A small handful of people perish, while tens of thousands feel the after effects for decades to come.
"To begin our journey", he tells us, "we must learn a little something about radiation. It is really very simple, and the device we use for measuring radiation levels is called a geiger counter . If you flick it on in Kiev, it will measure about 12-16 microroentgen per hour. In a typical city of Russia and America, it will read 10-12 microroentgen per hour".
In the center of many European cities there are 20 microR per hour, the radioactivity of the stone. One roentgen is 100,000 times the average radiation of a typical city. A dose of 500 roentgens within 5 hours is fatal to humans.
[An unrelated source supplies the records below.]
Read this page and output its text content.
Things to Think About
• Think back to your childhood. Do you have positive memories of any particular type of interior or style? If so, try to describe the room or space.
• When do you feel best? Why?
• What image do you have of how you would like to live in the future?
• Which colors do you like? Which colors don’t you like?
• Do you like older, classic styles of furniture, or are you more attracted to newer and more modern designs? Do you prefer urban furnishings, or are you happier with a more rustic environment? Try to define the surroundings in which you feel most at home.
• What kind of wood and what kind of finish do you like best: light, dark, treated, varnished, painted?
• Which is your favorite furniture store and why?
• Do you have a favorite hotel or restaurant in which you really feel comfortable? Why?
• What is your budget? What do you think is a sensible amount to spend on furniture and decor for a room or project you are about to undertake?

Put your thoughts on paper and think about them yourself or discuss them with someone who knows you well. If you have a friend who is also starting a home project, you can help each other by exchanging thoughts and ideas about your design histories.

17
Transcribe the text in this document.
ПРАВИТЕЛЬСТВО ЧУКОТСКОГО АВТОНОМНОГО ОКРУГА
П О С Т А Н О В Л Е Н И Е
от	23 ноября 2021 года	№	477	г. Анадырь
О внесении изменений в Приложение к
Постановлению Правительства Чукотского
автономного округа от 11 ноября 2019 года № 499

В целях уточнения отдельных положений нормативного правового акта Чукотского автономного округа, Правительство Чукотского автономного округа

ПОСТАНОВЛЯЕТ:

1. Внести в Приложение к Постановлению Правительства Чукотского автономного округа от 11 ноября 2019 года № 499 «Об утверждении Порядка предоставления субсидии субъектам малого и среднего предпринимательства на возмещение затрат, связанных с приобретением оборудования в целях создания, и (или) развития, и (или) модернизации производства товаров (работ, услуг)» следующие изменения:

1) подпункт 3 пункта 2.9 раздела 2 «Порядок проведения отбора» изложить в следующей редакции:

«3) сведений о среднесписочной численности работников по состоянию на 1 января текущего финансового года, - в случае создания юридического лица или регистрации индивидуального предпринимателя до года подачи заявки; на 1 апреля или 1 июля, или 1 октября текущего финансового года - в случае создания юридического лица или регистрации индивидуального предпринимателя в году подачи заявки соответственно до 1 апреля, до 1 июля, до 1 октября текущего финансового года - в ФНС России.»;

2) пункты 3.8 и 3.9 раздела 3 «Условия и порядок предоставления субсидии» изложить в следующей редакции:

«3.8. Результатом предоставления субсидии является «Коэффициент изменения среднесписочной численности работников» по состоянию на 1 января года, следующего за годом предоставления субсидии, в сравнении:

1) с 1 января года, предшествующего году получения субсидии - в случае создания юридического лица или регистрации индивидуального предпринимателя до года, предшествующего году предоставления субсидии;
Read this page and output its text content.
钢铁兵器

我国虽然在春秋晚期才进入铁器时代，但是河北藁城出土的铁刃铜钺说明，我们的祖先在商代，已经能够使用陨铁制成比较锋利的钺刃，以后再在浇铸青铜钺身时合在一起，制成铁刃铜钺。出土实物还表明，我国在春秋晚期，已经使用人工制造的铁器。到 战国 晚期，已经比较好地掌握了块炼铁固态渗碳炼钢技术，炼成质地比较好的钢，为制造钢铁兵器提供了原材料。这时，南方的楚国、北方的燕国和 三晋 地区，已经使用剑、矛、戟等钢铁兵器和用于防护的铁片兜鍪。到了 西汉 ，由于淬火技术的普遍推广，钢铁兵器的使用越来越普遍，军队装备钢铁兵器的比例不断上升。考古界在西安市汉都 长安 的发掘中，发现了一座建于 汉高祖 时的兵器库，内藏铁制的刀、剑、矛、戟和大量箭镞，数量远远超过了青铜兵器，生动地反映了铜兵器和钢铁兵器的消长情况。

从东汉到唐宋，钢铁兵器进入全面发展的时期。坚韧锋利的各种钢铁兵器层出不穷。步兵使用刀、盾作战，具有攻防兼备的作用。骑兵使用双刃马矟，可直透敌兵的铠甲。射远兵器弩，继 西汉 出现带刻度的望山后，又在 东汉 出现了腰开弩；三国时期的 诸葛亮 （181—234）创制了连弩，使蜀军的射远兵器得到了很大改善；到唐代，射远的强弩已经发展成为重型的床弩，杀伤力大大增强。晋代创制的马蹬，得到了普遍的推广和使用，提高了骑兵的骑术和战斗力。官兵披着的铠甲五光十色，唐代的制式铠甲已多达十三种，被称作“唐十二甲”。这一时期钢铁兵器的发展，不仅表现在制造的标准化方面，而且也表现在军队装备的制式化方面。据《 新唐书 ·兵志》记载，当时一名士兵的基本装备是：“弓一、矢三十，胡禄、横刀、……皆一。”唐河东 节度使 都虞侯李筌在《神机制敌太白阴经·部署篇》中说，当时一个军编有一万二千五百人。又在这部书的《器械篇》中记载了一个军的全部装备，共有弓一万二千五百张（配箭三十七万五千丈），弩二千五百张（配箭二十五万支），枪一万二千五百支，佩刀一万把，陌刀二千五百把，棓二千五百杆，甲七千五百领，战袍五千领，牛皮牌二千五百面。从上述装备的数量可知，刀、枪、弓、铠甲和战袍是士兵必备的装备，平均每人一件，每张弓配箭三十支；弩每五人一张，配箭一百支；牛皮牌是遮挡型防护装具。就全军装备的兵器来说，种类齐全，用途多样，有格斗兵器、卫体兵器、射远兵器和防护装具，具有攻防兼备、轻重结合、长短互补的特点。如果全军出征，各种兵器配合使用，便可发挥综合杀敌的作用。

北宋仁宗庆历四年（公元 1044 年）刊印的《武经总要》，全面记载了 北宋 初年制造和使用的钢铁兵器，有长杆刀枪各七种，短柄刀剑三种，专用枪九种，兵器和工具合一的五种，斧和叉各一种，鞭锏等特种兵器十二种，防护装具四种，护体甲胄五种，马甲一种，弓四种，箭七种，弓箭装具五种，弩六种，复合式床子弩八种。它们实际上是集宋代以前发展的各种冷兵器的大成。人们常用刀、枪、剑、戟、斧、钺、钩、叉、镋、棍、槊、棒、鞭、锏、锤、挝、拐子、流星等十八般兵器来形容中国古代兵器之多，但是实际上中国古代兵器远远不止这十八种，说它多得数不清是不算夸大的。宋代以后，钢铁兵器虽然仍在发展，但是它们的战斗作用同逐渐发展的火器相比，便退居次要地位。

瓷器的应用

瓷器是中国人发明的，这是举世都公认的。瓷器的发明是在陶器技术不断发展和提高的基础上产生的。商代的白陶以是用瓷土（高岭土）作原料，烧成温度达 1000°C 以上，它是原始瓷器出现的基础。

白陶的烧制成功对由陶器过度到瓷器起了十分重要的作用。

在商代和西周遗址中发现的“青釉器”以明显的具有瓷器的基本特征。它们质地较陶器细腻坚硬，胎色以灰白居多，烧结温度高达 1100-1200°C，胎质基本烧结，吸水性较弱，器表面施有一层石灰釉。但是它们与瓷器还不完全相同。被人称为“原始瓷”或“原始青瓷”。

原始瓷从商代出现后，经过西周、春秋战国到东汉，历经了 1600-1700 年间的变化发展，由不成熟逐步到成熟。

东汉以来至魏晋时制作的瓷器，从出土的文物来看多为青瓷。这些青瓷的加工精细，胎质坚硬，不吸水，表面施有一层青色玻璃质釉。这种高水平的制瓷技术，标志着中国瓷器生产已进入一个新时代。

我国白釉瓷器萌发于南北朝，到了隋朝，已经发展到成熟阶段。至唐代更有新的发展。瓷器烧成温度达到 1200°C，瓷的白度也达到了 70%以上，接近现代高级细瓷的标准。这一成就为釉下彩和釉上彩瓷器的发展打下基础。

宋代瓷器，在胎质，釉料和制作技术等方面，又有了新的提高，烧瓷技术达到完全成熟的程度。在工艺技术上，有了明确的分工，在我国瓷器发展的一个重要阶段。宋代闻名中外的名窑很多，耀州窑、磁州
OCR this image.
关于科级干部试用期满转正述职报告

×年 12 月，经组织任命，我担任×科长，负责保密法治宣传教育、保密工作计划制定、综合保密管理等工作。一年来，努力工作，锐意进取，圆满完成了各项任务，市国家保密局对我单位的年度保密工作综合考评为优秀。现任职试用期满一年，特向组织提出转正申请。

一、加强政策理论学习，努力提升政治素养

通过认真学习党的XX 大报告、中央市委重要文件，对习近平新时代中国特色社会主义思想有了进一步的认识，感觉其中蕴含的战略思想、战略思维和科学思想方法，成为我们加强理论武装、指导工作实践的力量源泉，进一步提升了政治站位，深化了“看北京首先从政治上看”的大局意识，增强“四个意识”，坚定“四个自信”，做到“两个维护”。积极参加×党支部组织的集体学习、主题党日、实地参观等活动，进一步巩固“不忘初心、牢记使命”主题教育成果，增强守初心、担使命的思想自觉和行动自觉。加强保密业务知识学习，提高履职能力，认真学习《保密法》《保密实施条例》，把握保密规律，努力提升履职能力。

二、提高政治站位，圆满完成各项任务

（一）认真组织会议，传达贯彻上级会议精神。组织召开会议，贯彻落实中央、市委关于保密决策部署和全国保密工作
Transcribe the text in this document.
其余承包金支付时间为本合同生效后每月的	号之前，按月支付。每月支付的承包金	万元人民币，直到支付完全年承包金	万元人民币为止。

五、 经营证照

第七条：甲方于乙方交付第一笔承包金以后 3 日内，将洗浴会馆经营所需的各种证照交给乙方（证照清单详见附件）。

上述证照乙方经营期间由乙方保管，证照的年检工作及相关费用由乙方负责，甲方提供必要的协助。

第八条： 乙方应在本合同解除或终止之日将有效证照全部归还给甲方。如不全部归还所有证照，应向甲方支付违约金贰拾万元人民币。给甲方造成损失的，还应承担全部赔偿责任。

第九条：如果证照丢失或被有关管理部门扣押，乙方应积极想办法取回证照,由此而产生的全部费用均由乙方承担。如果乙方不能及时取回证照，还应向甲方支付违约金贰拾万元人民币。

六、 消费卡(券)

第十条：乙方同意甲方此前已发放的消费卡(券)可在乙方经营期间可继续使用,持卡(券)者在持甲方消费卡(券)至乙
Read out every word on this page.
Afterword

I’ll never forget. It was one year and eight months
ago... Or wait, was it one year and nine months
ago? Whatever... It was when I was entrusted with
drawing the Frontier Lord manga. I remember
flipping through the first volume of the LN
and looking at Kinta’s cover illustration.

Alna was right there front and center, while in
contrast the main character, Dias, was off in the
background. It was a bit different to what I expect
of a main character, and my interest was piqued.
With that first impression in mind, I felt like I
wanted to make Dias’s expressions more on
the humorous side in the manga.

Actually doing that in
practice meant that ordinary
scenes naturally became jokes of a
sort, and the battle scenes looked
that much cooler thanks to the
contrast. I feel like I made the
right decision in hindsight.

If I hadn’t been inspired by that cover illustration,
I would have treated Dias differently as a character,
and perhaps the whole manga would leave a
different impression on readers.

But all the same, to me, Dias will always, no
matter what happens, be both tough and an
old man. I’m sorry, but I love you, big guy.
Interestingly enough, it takes about 2 1/2 times that dosage to kill a chicken and over 100 times that to kill a cockroach. This sort of radiation level can not be found in Chernobyl now. In the first days after explosion, some places around the reactor were emitting 3,000-30,000 roentgens per hour.
The firemen, who were sent to put out the reactor fire, were fried on the spot by gamma radiation. The remains of the reactor were entombed within an enormous steel and concrete sarcophagus, so it is now relatively safe to travel to the area - as long as one does not step off of the roadway and does not stick in the wrong places.